Waspada Terorisme di Medsos, ‘Echo Chamber’ Memperparah Penyebaran Radikalisme
Ilustrasi media sosial.
Para perekrut dari kelompok teror melakukan kegiatan cuci otak di berbagai platform media sosial agar bersedia melakukan aksi teror sesuai arahan kelompok. Dari situlah, mereka juga mempelajari strategi serangan serta cara merakit senjata dan bom.
Fenomena ini menunjukkan bagaimana media sosial, sebagai rujukan utama bagi banyak orang dalam mengikuti perkembangan dunia, ternyata dapat menjadi ruang yang "ampuh" untuk menyebarluaskan radikalisme. Hal ini karena adanya konsep echo chamber atau ruang gema yang, alih-alih dapat memberikan pandangan alternatif bagi individu, justru dapat membuat individu "terjebak" dalam pemahaman tertentu.
Cara kerja 'echo chamber'
Menurut laporan We Are Social, di awal tahun 2024, terdapat lima miliar orang di seluruh dunia yang menggunakan media sosial.
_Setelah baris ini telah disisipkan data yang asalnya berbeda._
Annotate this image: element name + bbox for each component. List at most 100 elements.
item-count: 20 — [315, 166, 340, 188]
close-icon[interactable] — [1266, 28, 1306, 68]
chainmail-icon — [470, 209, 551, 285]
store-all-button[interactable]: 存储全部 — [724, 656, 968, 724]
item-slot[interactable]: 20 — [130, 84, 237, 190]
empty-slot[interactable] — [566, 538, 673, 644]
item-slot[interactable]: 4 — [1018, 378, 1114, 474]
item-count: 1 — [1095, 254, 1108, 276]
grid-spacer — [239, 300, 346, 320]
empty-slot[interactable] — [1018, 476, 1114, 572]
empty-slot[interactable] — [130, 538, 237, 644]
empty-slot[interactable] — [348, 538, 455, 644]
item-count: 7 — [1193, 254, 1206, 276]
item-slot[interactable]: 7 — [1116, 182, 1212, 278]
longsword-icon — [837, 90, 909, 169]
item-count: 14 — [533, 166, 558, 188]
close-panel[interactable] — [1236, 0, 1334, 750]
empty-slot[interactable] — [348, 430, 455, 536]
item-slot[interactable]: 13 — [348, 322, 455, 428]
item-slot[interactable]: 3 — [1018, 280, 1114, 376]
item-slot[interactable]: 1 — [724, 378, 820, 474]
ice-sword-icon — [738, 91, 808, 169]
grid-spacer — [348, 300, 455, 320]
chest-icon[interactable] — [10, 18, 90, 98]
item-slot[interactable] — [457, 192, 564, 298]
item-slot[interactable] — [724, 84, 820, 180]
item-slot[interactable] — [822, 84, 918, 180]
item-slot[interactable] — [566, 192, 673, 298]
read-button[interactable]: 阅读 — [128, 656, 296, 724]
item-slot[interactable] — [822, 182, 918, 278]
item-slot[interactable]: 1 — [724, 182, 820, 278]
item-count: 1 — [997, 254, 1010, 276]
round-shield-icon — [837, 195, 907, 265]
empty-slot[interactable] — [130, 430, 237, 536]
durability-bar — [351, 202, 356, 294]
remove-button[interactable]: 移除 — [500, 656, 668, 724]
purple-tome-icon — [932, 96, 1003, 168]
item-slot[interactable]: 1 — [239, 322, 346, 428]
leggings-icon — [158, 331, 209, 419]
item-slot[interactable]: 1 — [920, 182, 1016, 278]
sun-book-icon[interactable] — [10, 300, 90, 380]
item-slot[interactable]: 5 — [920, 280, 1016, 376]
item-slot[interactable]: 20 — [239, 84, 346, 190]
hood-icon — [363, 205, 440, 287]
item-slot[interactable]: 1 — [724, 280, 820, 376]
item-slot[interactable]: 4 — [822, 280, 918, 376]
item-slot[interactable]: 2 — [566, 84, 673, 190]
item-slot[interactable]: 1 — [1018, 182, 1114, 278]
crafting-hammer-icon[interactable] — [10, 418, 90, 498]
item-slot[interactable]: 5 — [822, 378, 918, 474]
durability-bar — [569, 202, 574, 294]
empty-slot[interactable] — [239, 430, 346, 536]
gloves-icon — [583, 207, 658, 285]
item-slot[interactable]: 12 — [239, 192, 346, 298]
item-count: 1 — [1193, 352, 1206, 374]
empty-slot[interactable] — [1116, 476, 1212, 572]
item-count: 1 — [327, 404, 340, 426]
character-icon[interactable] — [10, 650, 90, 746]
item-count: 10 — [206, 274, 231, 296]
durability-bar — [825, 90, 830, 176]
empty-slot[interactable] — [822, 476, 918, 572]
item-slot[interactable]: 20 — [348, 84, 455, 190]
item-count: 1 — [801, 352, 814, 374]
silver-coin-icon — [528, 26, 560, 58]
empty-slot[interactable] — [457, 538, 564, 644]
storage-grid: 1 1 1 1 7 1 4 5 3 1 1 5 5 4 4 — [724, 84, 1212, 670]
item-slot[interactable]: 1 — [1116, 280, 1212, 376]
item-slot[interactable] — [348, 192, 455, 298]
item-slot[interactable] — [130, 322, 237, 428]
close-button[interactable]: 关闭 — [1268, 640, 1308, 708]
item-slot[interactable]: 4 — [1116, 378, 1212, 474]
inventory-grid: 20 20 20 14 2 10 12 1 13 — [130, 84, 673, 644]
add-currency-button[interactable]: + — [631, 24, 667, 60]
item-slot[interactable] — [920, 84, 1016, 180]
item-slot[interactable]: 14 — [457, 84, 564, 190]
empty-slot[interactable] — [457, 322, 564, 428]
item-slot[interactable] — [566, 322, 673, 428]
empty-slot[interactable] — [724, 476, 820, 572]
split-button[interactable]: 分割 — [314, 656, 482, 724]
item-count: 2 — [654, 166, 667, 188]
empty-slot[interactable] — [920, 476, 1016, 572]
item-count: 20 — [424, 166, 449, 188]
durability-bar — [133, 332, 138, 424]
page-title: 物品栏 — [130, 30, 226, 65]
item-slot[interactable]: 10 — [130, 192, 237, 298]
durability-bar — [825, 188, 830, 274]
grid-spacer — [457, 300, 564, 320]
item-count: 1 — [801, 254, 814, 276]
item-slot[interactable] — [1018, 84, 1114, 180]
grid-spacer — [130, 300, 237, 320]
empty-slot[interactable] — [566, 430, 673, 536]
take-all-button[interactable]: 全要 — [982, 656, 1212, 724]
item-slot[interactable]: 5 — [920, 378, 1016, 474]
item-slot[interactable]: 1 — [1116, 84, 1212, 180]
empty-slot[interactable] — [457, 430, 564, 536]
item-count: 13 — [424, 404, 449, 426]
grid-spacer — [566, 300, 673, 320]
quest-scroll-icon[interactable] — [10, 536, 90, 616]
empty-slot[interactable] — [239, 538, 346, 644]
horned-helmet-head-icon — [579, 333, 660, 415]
Sebanyak 61% di antaranya menggunakan media sosial untuk mencari berita dan informasi. Platform media sosial seperti Facebook, Twitter, dan Instagram menyediakan akses cepat dan mudah ke berita terkini. Kenyamanan ini didukung dengan kemampuan untuk mengikuti berbagai sumber informasi secara real-time.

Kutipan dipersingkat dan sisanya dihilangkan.